Welche Kapitel umfasst die Seminararbeit?
Die Seminararbeit gliedert sich in eine Einleitung, einen Abschnitt zu den theoretischen Grundlagen (gerichtliche Sanierung, Entwicklung des deutschen Insolvenzrechts, Krisenstadien, Insolvenzgründe), einen Abschnitt zum rechtlichen Rahmen der Krisenbewältigung (außergerichtliche und gerichtliche Sanierung), einen Abschnitt zum vorinsolvenzlichen Verfahren (Relevanz, Herausforderungen, Lösungsempfehlungen der EU-Kommission) und abschließend ein Fazit und Ausblick.
Was sind die theoretischen Grundlagen der Arbeit?
Die theoretischen Grundlagen umfassen die gerichtliche Sanierung, die Entwicklung des deutschen Insolvenzrechts, typische Krisenstadien in Unternehmen und die Insolvenzeinleitungsgründe (drohende Zahlungsunfähigkeit, Zahlungsunfähigkeit, Überschuldung). Diese bilden die Basis für die Analyse der Notwendigkeit eines vorinsolvenzlichen Verfahrens.
Wie wird der rechtliche Rahmen für die Krisenbewältigung dargestellt?
Der Abschnitt beleuchtet den bestehenden rechtlichen Rahmen, detailliert außergerichtliche und gerichtliche Sanierungsverfahren (Regelinsolvenz und Planinsolvenz) und analysiert deren Vor- und Nachteile im Vergleich zu einem hypothetischen vorinsolvenzlichen Verfahren. Die Unterschiede und Auswirkungen auf das Unternehmen werden herausgestellt.
Was ist der Kern der Arbeit zum vorinsolvenzlichen Verfahren?
Der Kern der Arbeit analysiert die Relevanz eines solchen Verfahrens, diskutiert praktische Argumente für seine Einführung und beleuchtet die Herausforderungen. Die Lösungsempfehlungen der EU-Kommission (präventiver Restrukturierungsrahmen, Restschuldbefreiung, Effizienzsteigerungsmaßnahmen) werden im Hinblick auf den Ausgleich zwischen Unternehmensschutz und Gläubigerinteressen untersucht.
Welche Schlüsselwörter sind relevant für die Seminararbeit?
Schlüsselwörter sind: Vorinsolvenzliches Sanierungsverfahren, Insolvenzrecht, Außergerichtliche Sanierung, EU-Insolvenzrahmen, Restrukturierung, Gläubigerschutz, Unternehmenssanierung, Krisenmanagement, ESUG.
Welche Bedeutung hat der europäische Kontext für die Arbeit?

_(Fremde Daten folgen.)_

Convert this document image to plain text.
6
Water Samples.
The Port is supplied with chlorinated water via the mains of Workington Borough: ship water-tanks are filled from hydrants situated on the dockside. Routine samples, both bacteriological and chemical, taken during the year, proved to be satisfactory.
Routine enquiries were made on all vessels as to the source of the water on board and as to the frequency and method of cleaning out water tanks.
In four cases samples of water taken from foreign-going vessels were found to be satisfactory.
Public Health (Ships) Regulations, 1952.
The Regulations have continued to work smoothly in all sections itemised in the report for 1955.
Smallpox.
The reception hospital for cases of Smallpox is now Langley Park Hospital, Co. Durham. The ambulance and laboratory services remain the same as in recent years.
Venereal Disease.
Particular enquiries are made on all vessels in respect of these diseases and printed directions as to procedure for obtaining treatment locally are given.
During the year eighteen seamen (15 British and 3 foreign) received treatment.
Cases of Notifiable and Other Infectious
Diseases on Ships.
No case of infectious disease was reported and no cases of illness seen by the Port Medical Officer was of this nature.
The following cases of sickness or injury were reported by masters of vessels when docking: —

Die Arbeit betrachtet den geplanten harmonisierten Insolvenzrahmen der EU und untersucht, inwiefern ein vorinsolvenzliches Verfahren in diesem Kontext sinnvoll ist. Internationale Beispiele erfolgreicher außergerichtlicher Sanierungen unterstreichen die Notwendigkeit einer gesetzlichen Regelung in Deutschland.